Si les enfants sont aujourd’hui habitués aux fictions où les animaux s’expriment comme des humains, les bêtes parlantes sont rares dans la production lettrée du XVIIe siècle, et font figure d’exception dans quelques textes allégoriques, burlesques et/ou galants. La Fontaine participe largement de leur essor, certes tout relatif, dans le paysage littéraire français : en témoignent les nombreux recueils de fables qui voient le jour au XVIIIe siècle, et s’inscrivent dans sa filiation.
Ces personnages amusants sont particulièrement propices à développer le goût de la lecture chez les enfants. Ainsi, Martine Courbin qui s’intéresse à la « présence de la fable dans les manuels scolaires de cours moyen » observe que la quasi-totalité des extraits présentés dans ces derniers, depuis le début du XXIe siècle, met en scène des animaux, alors qu’ils sont absents d’un texte sur trois environ dans le premier des douze livres des Fables, principal vivier des morceaux choisis pour l’école.
Au-delà de cet aspect ludique, les Fables peuvent servir de support à l’acquisition de compétences variées. Elles sont souvent mobilisées par exemple pour l’exercice fameux de la récitation, qui travaille à la fois l’élocution et la mémorisation.
Elles sont également mises en relation dans les programmes scolaires avec l’étude des caractéristiques et spécificités des genres littéraires et des personnages du récit, ou avec diverses activités, de la mise en scène à l’écriture d’invention comme à l’occasion du concours « Fête des Fables, faites des Fables ».
« Ce qu’ils disent s’adresse à tous tant que nous sommes » ?
La force de leur style, la richesse de leur sens, la complexité de leur langue et de leur interprétation rendent les Fables tout aussi susceptibles d’être étudiées au lycée et à l’université qu’à l’école et au collège. En 1668, date de leur première publication, elles sont dédicacées au jeune Dauphin, le fils de Louis XIV, mais n’en sont pas moins lues par un public mondain et lettré. Les Fables pourraient donc s’adresser à un public varié par leur aptitude à proposer différents niveaux de lecture.

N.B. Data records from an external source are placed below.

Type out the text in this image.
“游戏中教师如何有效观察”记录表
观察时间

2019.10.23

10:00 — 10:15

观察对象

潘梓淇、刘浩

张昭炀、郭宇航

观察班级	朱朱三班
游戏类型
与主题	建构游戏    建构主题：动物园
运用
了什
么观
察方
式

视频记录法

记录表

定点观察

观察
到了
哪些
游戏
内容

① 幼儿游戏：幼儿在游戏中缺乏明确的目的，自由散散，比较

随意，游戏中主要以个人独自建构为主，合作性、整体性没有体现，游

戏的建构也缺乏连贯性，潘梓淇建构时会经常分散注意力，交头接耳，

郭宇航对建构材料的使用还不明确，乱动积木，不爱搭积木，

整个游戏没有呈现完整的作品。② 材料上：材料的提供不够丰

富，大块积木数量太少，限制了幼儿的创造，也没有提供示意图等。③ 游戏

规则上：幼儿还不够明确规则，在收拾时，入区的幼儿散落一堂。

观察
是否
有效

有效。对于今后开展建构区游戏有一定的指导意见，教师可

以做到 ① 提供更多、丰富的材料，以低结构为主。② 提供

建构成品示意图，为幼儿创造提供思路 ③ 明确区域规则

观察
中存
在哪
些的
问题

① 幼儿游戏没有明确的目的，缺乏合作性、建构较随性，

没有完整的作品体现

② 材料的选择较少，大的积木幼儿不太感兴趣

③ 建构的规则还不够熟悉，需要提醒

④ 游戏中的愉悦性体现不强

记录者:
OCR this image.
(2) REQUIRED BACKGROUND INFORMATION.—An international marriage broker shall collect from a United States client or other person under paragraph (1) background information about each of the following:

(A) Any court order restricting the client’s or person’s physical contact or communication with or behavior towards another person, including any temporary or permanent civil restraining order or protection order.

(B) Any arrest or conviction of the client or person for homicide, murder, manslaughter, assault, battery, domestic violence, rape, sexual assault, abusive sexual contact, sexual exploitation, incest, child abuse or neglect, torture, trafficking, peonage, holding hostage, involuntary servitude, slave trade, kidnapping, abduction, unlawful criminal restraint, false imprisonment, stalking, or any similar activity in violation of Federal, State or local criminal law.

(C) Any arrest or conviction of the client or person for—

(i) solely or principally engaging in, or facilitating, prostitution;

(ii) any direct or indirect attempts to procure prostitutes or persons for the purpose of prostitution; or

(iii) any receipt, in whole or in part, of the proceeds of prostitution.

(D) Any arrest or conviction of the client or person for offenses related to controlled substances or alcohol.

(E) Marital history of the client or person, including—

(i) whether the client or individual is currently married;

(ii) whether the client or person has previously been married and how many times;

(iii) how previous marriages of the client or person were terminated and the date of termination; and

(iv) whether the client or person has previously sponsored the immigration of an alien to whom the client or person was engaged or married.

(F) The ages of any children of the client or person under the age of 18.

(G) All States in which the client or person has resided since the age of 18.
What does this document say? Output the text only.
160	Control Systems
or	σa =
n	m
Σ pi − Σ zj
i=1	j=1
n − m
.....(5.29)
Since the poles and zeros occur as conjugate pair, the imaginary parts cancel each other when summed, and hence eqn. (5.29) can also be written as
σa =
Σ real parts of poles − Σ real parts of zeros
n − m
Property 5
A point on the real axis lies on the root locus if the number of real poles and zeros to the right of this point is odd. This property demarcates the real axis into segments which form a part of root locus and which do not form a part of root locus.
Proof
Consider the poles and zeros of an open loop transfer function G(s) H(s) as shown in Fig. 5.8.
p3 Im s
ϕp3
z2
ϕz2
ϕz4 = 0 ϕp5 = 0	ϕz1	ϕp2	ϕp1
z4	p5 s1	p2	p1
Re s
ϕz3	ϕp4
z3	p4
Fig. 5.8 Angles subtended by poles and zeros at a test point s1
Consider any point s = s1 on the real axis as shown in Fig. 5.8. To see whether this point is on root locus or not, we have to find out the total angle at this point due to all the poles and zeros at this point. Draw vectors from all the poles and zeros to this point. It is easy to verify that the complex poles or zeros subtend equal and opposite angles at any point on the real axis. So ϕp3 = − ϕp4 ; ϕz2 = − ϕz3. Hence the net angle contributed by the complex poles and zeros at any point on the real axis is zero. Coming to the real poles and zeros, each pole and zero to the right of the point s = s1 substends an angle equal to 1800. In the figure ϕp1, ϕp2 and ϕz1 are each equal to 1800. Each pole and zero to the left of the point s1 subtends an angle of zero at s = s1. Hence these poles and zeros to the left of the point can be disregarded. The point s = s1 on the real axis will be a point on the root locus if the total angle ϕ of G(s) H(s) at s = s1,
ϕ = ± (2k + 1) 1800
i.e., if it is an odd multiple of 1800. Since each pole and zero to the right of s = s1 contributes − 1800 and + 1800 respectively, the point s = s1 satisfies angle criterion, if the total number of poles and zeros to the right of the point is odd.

Pour un enfant, l’histoire de la tortue qui « s’évertue » pour battre le lièvre à la course, qui « méprise une telle victoire », incarne de manière plaisante la morale « Rien ne sert de courir ; il faut partir à point ». Un public initié y verra aussi l’opposition entre deux manières d’écrire : l’une pleine de détours et d’irrégularités à l’image de la course du lièvre, l’autre claire et rigoureuse.
Il pourra retrouver avec plaisir dans l’Art poétique de Boileau la même image du cheminement erratique ou constant, qui oppose le foisonnement de l’écriture baroque, « fougue insensée », et la sobriété de l’écriture classique :
« Le chemin est glissant et pénible à tenir ;/Pour peu qu’on s’en écarte, aussitôt on se noie :/La raison pour marcher n’a souvent qu’une voie. »
Cependant, sous cette apparente diversité de réceptions possibles, l’état ancien de la langue, la complexité de la forme versifiée, ne vont pas sans poser problème à un jeune public. Deux vers de l’une des Fables les plus célèbres et les plus apprises, la première du recueil, ont ainsi fait couler beaucoup d’encre parmi les spécialistes même : « La Fourmi n’est pas prêteuse ;/C’est là son moindre défaut ».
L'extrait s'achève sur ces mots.